The company has encountered resistance in some U.S. cities, notably San Francisco, which gave its e-scooter contracts to Lime competitors Scoot and Skip. Some others, including Milwaukee and Denver, have banned e-scooters outright until they can figure out how to respond to things like pedestrian complaints.
Probst said the scooters are not intended for use on sidewalks and that "safety is the top concern in this company." He said users have to go through a tutorial the first time they open the app and that Lime encourages — though cannot enforce — helmet use.
Mike Pereira, manager of business development for the University of Waterloo's David Johnston Research and Technology Park, has worked with Lime and the City of Waterloo to bring the pilot to fruition.
The last mile
He said the tech park and broader Waterloo campus have a good network of paths, but that those trails haven't always been well connected to places beyond the park.
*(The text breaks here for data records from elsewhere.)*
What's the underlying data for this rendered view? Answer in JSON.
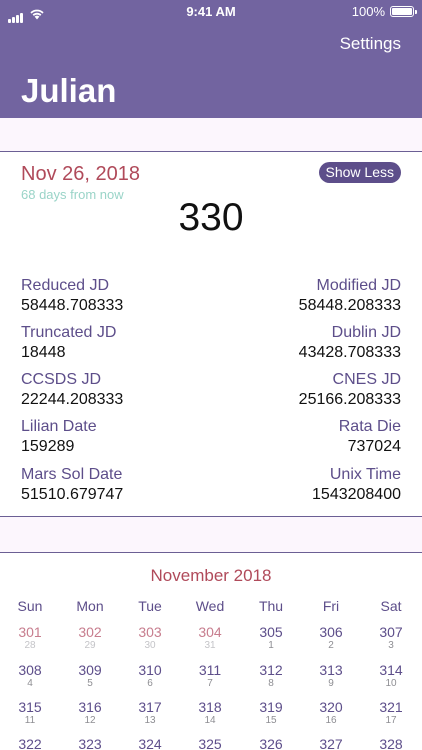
{
  "status": {
    "time": "9:41 AM",
    "battery": "100%",
    "battery_level": 1.0
  },
  "nav": {
    "settings_label": "Settings",
    "title": "Julian"
  },
  "date_card": {
    "date": "Nov 26, 2018",
    "relative": "68 days from now",
    "toggle_label": "Show Less",
    "day_of_year": "330",
    "items": [
      {
        "label": "Reduced JD",
        "value": "58448.708333"
      },
      {
        "label": "Modified JD",
        "value": "58448.208333"
      },
      {
        "label": "Truncated JD",
        "value": "18448"
      },
      {
        "label": "Dublin JD",
        "value": "43428.708333"
      },
      {
        "label": "CCSDS JD",
        "value": "22244.208333"
      },
      {
        "label": "CNES JD",
        "value": "25166.208333"
      },
      {
        "label": "Lilian Date",
        "value": "159289"
      },
      {
        "label": "Rata Die",
        "value": "737024"
      },
      {
        "label": "Mars Sol Date",
        "value": "51510.679747"
      },
      {
        "label": "Unix Time",
        "value": "1543208400"
      }
    ]
  },
  "calendar": {
    "month": "November 2018",
    "weekdays": [
      "Sun",
      "Mon",
      "Tue",
      "Wed",
      "Thu",
      "Fri",
      "Sat"
    ],
    "weeks": [
      [
        {
          "doy": "301",
          "dom": "28",
          "past": true
        },
        {
          "doy": "302",
          "dom": "29",
          "past": true
        },
        {
          "doy": "303",
          "dom": "30",
          "past": true
        },
        {
          "doy": "304",
          "dom": "31",
          "past": true
        },
        {
          "doy": "305",
          "dom": "1",
          "past": false
        },
        {
          "doy": "306",
          "dom": "2",
          "past": false
        },
        {
          "doy": "307",
          "dom": "3",
          "past": false
        }
      ],
      [
        {
          "doy": "308",
          "dom": "4",
          "past": false
        },
        {
          "doy": "309",
          "dom": "5",
          "past": false
        },
        {
          "doy": "310",
          "dom": "6",
          "past": false
        },
        {
          "doy": "311",
          "dom": "7",
          "past": false
        },
        {
          "doy": "312",
          "dom": "8",
          "past": false
        },
        {
          "doy": "313",
          "dom": "9",
          "past": false
        },
        {
          "doy": "314",
          "dom": "10",
          "past": false
        }
      ],
      [
        {
          "doy": "315",
          "dom": "11",
          "past": false
        },
        {
          "doy": "316",
          "dom": "12",
          "past": false
        },
        {
          "doy": "317",
          "dom": "13",
          "past": false
        },
        {
          "doy": "318",
          "dom": "14",
          "past": false
        },
        {
          "doy": "319",
          "dom": "15",
          "past": false
        },
        {
          "doy": "320",
          "dom": "16",
          "past": false
        },
        {
          "doy": "321",
          "dom": "17",
          "past": false
        }
      ],
      [
        {
          "doy": "322",
          "dom": "",
          "past": false
        },
        {
          "doy": "323",
          "dom": "",
          "past": false
        },
        {
          "doy": "324",
          "dom": "",
          "past": false
        },
        {
          "doy": "325",
          "dom": "",
          "past": false
        },
        {
          "doy": "326",
          "dom": "",
          "past": false
        },
        {
          "doy": "327",
          "dom": "",
          "past": false
        },
        {
          "doy": "328",
          "dom": "",
          "past": false
        }
      ]
    ]
  },
  "colors": {
    "header": "#7264a0",
    "accent": "#5d4e8a",
    "date_red": "#b04a5a",
    "relative_teal": "#9ad4c8",
    "background": "#fcf6fd"
  }
}
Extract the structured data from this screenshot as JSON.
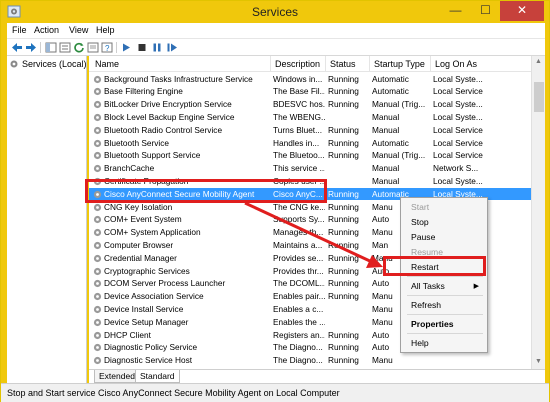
{
  "window": {
    "title": "Services"
  },
  "menu": [
    "File",
    "Action",
    "View",
    "Help"
  ],
  "toolbar": {
    "icons": [
      "back-arrow-icon",
      "forward-arrow-icon",
      "up-icon",
      "console-tree-icon",
      "refresh-icon",
      "properties-icon",
      "help-icon",
      "play-icon",
      "stop-icon",
      "pause-icon",
      "restart-icon"
    ],
    "accent": "#1e73be"
  },
  "tree": {
    "label": "Services (Local)"
  },
  "table": {
    "columns": [
      "Name",
      "Description",
      "Status",
      "Startup Type",
      "Log On As"
    ],
    "rows": [
      {
        "name": "Background Tasks Infrastructure Service",
        "description": "Windows in...",
        "status": "Running",
        "startup": "Automatic",
        "logon": "Local Syste..."
      },
      {
        "name": "Base Filtering Engine",
        "description": "The Base Fil...",
        "status": "Running",
        "startup": "Automatic",
        "logon": "Local Service"
      },
      {
        "name": "BitLocker Drive Encryption Service",
        "description": "BDESVC hos...",
        "status": "Running",
        "startup": "Manual (Trig...",
        "logon": "Local Syste..."
      },
      {
        "name": "Block Level Backup Engine Service",
        "description": "The WBENG...",
        "status": "",
        "startup": "Manual",
        "logon": "Local Syste..."
      },
      {
        "name": "Bluetooth Radio Control Service",
        "description": "Turns Bluet...",
        "status": "Running",
        "startup": "Manual",
        "logon": "Local Service"
      },
      {
        "name": "Bluetooth Service",
        "description": "Handles in...",
        "status": "Running",
        "startup": "Automatic",
        "logon": "Local Service"
      },
      {
        "name": "Bluetooth Support Service",
        "description": "The Bluetoo...",
        "status": "Running",
        "startup": "Manual (Trig...",
        "logon": "Local Service"
      },
      {
        "name": "BranchCache",
        "description": "This service ...",
        "status": "",
        "startup": "Manual",
        "logon": "Network S..."
      },
      {
        "name": "Certificate Propagation",
        "description": "Copies user ...",
        "status": "",
        "startup": "Manual",
        "logon": "Local Syste..."
      },
      {
        "name": "Cisco AnyConnect Secure Mobility Agent",
        "description": "Cisco AnyC...",
        "status": "Running",
        "startup": "Automatic",
        "logon": "Local Syste..."
      },
      {
        "name": "CNG Key Isolation",
        "description": "The CNG ke...",
        "status": "Running",
        "startup": "Manu",
        "logon": ""
      },
      {
        "name": "COM+ Event System",
        "description": "Supports Sy...",
        "status": "Running",
        "startup": "Auto",
        "logon": ""
      },
      {
        "name": "COM+ System Application",
        "description": "Manages th...",
        "status": "Running",
        "startup": "Manu",
        "logon": ""
      },
      {
        "name": "Computer Browser",
        "description": "Maintains a...",
        "status": "Running",
        "startup": "Man",
        "logon": ""
      },
      {
        "name": "Credential Manager",
        "description": "Provides se...",
        "status": "Running",
        "startup": "Manu",
        "logon": ""
      },
      {
        "name": "Cryptographic Services",
        "description": "Provides thr...",
        "status": "Running",
        "startup": "Auto",
        "logon": ""
      },
      {
        "name": "DCOM Server Process Launcher",
        "description": "The DCOML...",
        "status": "Running",
        "startup": "Auto",
        "logon": ""
      },
      {
        "name": "Device Association Service",
        "description": "Enables pair...",
        "status": "Running",
        "startup": "Manu",
        "logon": ""
      },
      {
        "name": "Device Install Service",
        "description": "Enables a c...",
        "status": "",
        "startup": "Manu",
        "logon": ""
      },
      {
        "name": "Device Setup Manager",
        "description": "Enables the ...",
        "status": "",
        "startup": "Manu",
        "logon": ""
      },
      {
        "name": "DHCP Client",
        "description": "Registers an...",
        "status": "Running",
        "startup": "Auto",
        "logon": ""
      },
      {
        "name": "Diagnostic Policy Service",
        "description": "The Diagno...",
        "status": "Running",
        "startup": "Auto",
        "logon": ""
      },
      {
        "name": "Diagnostic Service Host",
        "description": "The Diagno...",
        "status": "Running",
        "startup": "Manu",
        "logon": ""
      }
    ],
    "selected_row": 9
  },
  "context_menu": {
    "items": [
      {
        "label": "Start",
        "enabled": false
      },
      {
        "label": "Stop",
        "enabled": true
      },
      {
        "label": "Pause",
        "enabled": true
      },
      {
        "label": "Resume",
        "enabled": false
      },
      {
        "label": "Restart",
        "enabled": true,
        "highlighted": true
      },
      {
        "label": "All Tasks",
        "enabled": true,
        "submenu": true
      },
      {
        "label": "Refresh",
        "enabled": true
      },
      {
        "label": "Properties",
        "enabled": true,
        "bold": true
      },
      {
        "label": "Help",
        "enabled": true
      }
    ],
    "submenu_icon": "chevron-right-icon"
  },
  "tabs": [
    "Extended",
    "Standard"
  ],
  "active_tab": "Standard",
  "status_bar": {
    "text": "Stop and Start service Cisco AnyConnect Secure Mobility Agent on Local Computer"
  },
  "annotation": {
    "color": "#e01e1e",
    "icon": "arrow-icon"
  },
  "colors": {
    "title_bar": "#f0c80c",
    "selection": "#3399ff",
    "close_button": "#c7413b"
  }
}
"So if you want to go to lunch it may not be practical to walk. What we've seen is that's made it easy for people to choose their cars," he said. "Going into the future we know we need to get people out of their cars. We know we need to foster active transportation so … how do we provide opportunities for people to use public transit and get to and from their building on that last mile?"
Waterloo has a light-rail transit system launching at or near the end of the year, said Pereira. The Lime pilot will help the city evaluate whether active transportation methods such as electric scooters can help people the last stretch from an LRT station to their building, he said.
Justin McFadden, executive director of economic development for the City of Waterloo, said his department will go back to city council in August 2019 with a recommendation based on the pilot, which will wrap shortly before that time.
There's a risk in anything you do with respect to transportation.- Justin McFadden, City of Waterloo
He said programs like Lime appeal to municipalities because there's no cost to the city to implement. "A third party is taking all the financial risks and the city is able to work with that group and simply determine if this is a solution we would like to open up."
As for safety concerns, he said "there's a risk in anything you do with respect to transportation," noting that cyclists have accidents as well.
Shawn Dillon, Toronto's manager of cycling infrastructure and programming said the city is monitoring the Waterloo pilot carefully.
Concerns include risks to pedestrians who may encounter scooter riders operating at high speeds on sidewalks, and tripping hazards that could arise from parking the scooters anywhere, especially for those with visual impairment.
Still, Dillon said there's tremendous interest in cycling and other active transportation in Canada's biggest city.
"We're excited to watch how this unfolds and we'll certainly be reaching out to waterloo to hear from them on how this pilot goes," he said.